For PacificSource, an insurance company, much still needs to be decided, said spokesperson Lee Dawson.
“How we cover it and how services evolve and change will be something to watch for,” Dawson said. “We follow rules and regulations and always watch for industry trends.”
Telehealth visits are covered fully through the end of the year by PacificSource, which Dawson said will be re-evaluated as the date becomes closer.
SelectHealth covers most telehealth services at the same benefits and rates as in-person visits, said spokesperson Jamee Wright. The company covered many telehealth services pre-pandemic and expanded later on, Wright said.
“SelectHealth is committed to helping people live the healthiest lives possible and to meeting our members and communities where they are in their healthcare needs,” Wright said. “Our expanded telehealth services will last through the federal emergency period, and most of these will remain covered after this period ends. When clinically indicated, telehealth is a cost-effective and convenient way to offer care.”
Blue Cross of Idaho is still paying for telehealth at the same rate as in-person visits, said John Worley, company vice president for provider network management. Worley said he doesn’t see any plans for that to change any time soon.
“We were watching the market. I think we were smart to watch the market last year and not react,” Worley said.
But, “right now, we see telehealth as an important part of the methods of providing care. And we don’t want to do anything that would dissuade a provider or a member from seeking ... telehealth services,” Worley said.
A dip in demand
The pandemic propelled demand upwards for telehealth, which was virtually non-existent before.
In January and February of last year, there were a combined 675 telehealth visits in Idaho on fully insured health plans, according to data provided by the Department of Insurance. In April, there were more than 32,000 telehealth visits, setting a record that has not been topped since. By late fall, there were around 20,000 telehealth visits each month. In June of this year, there was around 12,000 visits. In July, there were around 6,000 visits.
“We just have to kind of watch and see what’s going to happen. The market is really unpredictable right now,” Worley said.
At Epperly’s clinics, telehealth went from being non-existent to making up two to three thousand visits each month. Now, demand is down to four to five hundred a month there.

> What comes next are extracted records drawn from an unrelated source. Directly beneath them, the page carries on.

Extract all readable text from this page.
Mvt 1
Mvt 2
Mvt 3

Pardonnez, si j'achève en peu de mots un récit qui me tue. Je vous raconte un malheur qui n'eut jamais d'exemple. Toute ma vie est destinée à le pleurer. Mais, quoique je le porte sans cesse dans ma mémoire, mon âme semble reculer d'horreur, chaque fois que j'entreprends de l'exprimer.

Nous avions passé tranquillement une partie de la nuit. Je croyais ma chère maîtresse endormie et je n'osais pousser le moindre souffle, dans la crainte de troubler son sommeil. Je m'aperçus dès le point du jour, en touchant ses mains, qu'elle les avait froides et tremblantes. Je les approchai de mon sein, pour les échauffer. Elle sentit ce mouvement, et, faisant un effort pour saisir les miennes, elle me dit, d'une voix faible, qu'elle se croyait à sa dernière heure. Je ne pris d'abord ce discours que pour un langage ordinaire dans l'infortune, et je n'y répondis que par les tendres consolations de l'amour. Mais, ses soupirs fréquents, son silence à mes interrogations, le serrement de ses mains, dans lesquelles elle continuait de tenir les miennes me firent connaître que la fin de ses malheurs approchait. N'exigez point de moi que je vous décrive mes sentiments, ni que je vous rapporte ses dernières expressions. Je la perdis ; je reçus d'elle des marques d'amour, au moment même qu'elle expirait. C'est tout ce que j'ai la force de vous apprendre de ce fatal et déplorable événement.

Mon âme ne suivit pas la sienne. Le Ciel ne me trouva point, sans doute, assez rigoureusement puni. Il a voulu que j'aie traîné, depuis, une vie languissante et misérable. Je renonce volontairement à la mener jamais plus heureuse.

“We plan to continue to use it quite a bit,” he said. “Some of our patients really like it, some don’t. It’s kind of a mixed bag in terms of how it’s perceived. It’s very well received, though, on the behavioral health side. ... About 90% of our visits that we do in behavioral health are coming in through telehealth.”
What stands in the way?
Epperly said equal payment for telehealth services is needed to make it a viable option for doctors.
“If insurance companies do not value telehealth at parity for face-to-face visits, then physicians offices won’t do it, because you have the same overhead to keep your clinic open,” he said.

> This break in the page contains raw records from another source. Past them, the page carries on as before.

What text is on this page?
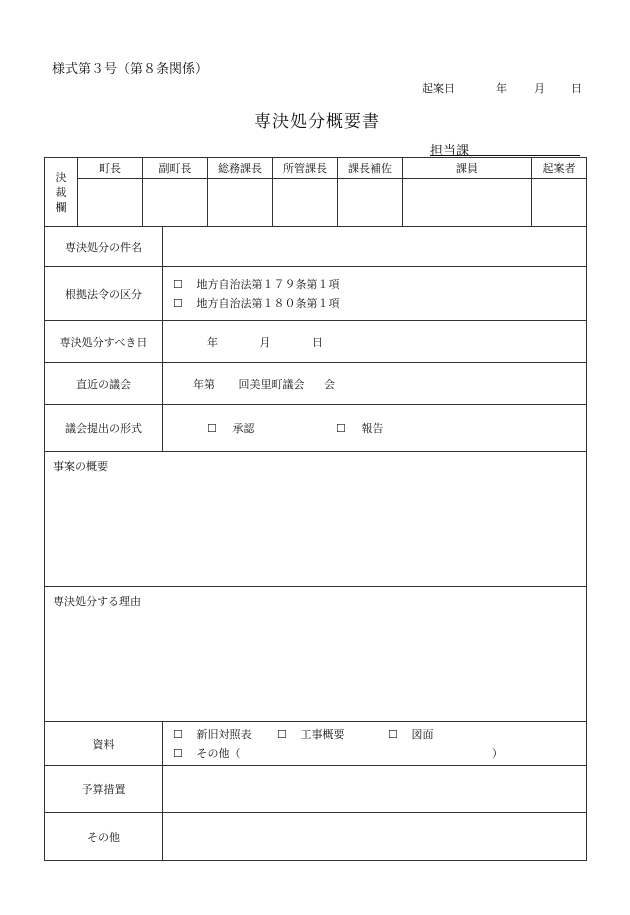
様式第３号（第８条関係）
起案日	年 月 日
専決処分概要書
担当課
決
裁
欄	町長	副町長	総務課長	所管課長	課長補佐	課員	起案者

専決処分の件名	
根拠法令の区分	☐ 地方自治法第１７９条第１項
☐ 地方自治法第１８０条第１項

専決処分すべき日	年 月 日
直近の議会	年第 回美里町議会 会
議会提出の形式	☐ 承認 ☐ 報告
事案の概要	
専決処分する理由	
資料	☐ 新旧対照表 ☐ 工事概要 ☐ 図面
☐ その他（ ）

予算措置	
その他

He said insurance carriers and primary care providers need to create a common understanding so they can agree on a set of codes for patient billing.
Worley said collaboration will also be important.
“I think the future of telehealth really depends on how well we as payers can work with the providers and with legislators to determine the best way to do it. It’s definitely an effective tool for providing cost-effective, quality health care, and we need to embrace it as an industry, but we can’t as payers get ahead of the providers or the legislators, and the same for all the rest of them,” he said.
Trexler, with the Department of Insurance, said he thinks “insurance companies have recognized that there is a demand for it.” He’s hopeful that issues will work out. When previous deadlines for telehealth payment parity promises have passed, he said insurers have extended their coverage.
“As long as that demand remains, I expect they (insurers) will adjust their policies to make sure that consumers can use telehealth,” Trexler said.
Southwick said that no matter what, the solution “needs to make sense for the patient, needs to make sense for the physician and needs to make sense for the insurance company.”
“So as long as it is affordable and you get quality care, then that’s the product we want to roll out to the patient,” he said.